Monday, March 9, 2009

Is it me or God?

We had an interesting discussion in our small group this evening. In talking about the Fruits of the Spirit, the question arose as to what portion of developing these attributes was the Spirit's work and what amount was a conscious effort on our part. Certainly, arguments can be made for both sides - the Bible clearly teaches that the Spirit is at work in our lives; yet on the other hand, our efforts can certainly either help or hinder the growth of that fruit.

So what is the answer to that question? Where does the line fall between the Holy Spirit's work and my own efforts?

To me, this represents another angle of the age-old question that arose between Calvin and Arminius concerning salvation and free will. I'm not going to take sides here, because to me the point is moot.

Why should I be concerned with whether my responsibility is 1%, 50% or 90%? The fact of the matter is that I have some God-given responsibility - so my primary concern should be in carrying out that responsibility to the best of my abilities. God, in His infinite wisdom, has seen fit to allow me a role in the work of His Kingdom - my job is simply to be a willing participant in that work. The more attuned I am to the Holy Spirit, the more I'm able to recognize opportunities to advance the Kingdom as they come my way. Likewise, if I'm out of tune I not only fail to recognize those opportunities presented to me but I may in fact do damage by insisting on handling things MY way - not God's way. But even then all is not lost, for God is still able to take even my mistakes and use them for good.

I can't say how much a relief it is to know that my personal spiritual development does not depend solely on my own efforts. At the same time, it gives me great encouragement to know that God has invested me with a key role to play in events of eternal significance.

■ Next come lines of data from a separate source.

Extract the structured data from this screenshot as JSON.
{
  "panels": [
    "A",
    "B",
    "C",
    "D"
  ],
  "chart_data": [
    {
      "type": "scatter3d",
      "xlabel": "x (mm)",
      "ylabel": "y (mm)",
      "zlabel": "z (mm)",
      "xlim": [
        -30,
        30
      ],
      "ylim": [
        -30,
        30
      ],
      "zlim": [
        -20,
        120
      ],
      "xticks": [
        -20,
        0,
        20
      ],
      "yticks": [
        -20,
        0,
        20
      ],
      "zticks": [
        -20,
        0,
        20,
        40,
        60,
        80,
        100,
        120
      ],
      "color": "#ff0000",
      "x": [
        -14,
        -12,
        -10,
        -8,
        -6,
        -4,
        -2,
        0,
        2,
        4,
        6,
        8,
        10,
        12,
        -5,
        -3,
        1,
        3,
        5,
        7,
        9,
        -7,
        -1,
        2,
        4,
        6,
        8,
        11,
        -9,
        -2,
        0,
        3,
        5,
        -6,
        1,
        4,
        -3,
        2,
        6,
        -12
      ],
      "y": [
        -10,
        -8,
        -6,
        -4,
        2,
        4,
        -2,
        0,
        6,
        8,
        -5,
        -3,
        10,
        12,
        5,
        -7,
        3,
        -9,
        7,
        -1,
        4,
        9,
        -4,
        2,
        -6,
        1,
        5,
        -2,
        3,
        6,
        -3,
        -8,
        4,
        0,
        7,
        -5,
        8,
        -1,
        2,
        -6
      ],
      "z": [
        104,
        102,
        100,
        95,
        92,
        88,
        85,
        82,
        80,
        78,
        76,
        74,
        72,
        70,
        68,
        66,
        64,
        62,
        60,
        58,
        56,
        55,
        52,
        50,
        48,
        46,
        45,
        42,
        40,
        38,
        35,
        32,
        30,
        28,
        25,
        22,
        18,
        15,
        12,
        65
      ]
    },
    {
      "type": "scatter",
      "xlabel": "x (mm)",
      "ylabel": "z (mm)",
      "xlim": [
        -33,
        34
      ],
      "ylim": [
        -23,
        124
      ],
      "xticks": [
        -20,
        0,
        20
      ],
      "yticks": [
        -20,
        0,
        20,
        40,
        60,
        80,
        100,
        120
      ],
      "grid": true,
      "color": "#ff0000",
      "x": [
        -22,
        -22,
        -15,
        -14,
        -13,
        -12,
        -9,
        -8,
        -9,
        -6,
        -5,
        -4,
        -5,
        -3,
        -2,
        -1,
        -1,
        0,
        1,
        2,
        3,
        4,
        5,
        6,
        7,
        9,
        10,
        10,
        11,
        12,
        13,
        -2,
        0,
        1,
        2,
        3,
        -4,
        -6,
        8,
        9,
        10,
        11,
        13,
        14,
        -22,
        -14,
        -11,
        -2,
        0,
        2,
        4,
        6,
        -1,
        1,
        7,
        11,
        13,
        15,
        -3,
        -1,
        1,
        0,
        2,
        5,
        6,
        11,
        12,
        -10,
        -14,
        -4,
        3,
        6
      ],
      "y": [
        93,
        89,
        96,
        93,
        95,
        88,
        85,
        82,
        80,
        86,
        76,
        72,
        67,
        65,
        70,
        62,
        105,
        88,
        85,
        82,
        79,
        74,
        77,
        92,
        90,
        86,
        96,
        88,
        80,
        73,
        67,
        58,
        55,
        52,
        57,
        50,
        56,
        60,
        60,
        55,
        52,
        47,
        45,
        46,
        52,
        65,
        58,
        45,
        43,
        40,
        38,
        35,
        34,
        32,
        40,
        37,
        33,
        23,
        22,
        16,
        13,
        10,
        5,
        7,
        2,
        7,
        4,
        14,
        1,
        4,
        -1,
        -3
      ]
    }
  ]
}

Dana Michael Krull said...

Well said, my friend. Well said.
Your brother in Christ,

Skippy-san said...

Off topic-but I'll add a link tonight.

DoctorEric said...

I've heard the "me or God" thing described this way: Imagine God giving you a sealed envelope at the beginning of a day, and you opening it at the end of the day to find a log of all your thoughts and activities that was typed up before you did them, with a commentary about how each one fit into His bigger plan.
Although we see every action and thought as self-determined, and we will be responsible for each one of them on the Day of Judgement, that does not mean that God, transcending time and space, did not know and ordain them before Creation. To suggest otherwise would be to deny His sovereignty.

Anonymous said...

I've not commented before, but I've been lurking from Lex's off and on since your accident.

Your post reminds me of the argument concerning Judas. Was Judas of his own free will in betraying Christ and therefore evil, or was he doing the will of God, and therefore not evil?

I think I am probably along the lines of what you have stated... that my life does not depend solely upon my efforts, but that God (hopefully) has a vested interest.

And to close out my original thought, I guess I am of the mind that Judas had the free will, but God had a vested interest, and since Christ died for us... it worked out as it should have.

It all kind of has the same theme...

Dave Harvey said...

Thanks for stopping by - and for your comments. In regards to Judas (or with anyone one of us sinners), I would have to say that God never relies on sin to accomplish His ends; but that's not the same as saying that He can't USE our sin and weave it into something that's ultimately good.

For instance, say that a woman is raped & becomes pregnant. She decides to keep the child, who later grows up, joins the Army, and earns the Medal of Honor by saving the life of his platoon. Even though his birth was precipitated by a horrible, ugly, sinful act - good was able to emerge. Does it justify the rape? Of course not. But God redeems our actions to produce good where before there was only evil.

DoctorEric said...

Boy, this conversation could go on all day, and perhaps you and I can continue it some time while sipping Zaya...
I think it's important to remember that God's good plan doesn't always manifest in ways we can understand in our terms. Suppose the child born out of rape grew up in the home of a neglectful or abusive single mom who had been emotionally destroyed by the violence she'd endured. After having her anger directed toward him for so many years, he goes on to be, not a war hero, but abusive and violent toward all women he's involved with because of the hatred toward his mother. We see only a continuing cycle of pain, but our view is not evidence that God is not both good and sovereign.
The big picture is that God is using the actions of men, both righteous and wicked, to accomplish his ultimate purposes of cleansing the universe of evil and redeeming his people. Just because He is able to use sinful acts for His purpose, it does not stand to reason that He either causes or excuses the sin. On the Day of Judgement, no one will be able to blame God or gain excuse for their own evil deeds, no matter what good God was able to work out of them.

Dave Harvey said...

You're right of course; my analogy was probably a little too simplistic. My point was essentially the same - that actions events which may seem or be evil are ultimately able to be turned to good by the efforts of our sovereign Lord. This doesn't justify or condone those actions, but I see it as God's way of redeeming them - much as He has taken me with all of my sin and filth and redeemed me for His purpose.

Wilko said...

"Whatever you do, He will make good of it. But not the good He had prepared for you if you had obeyed him."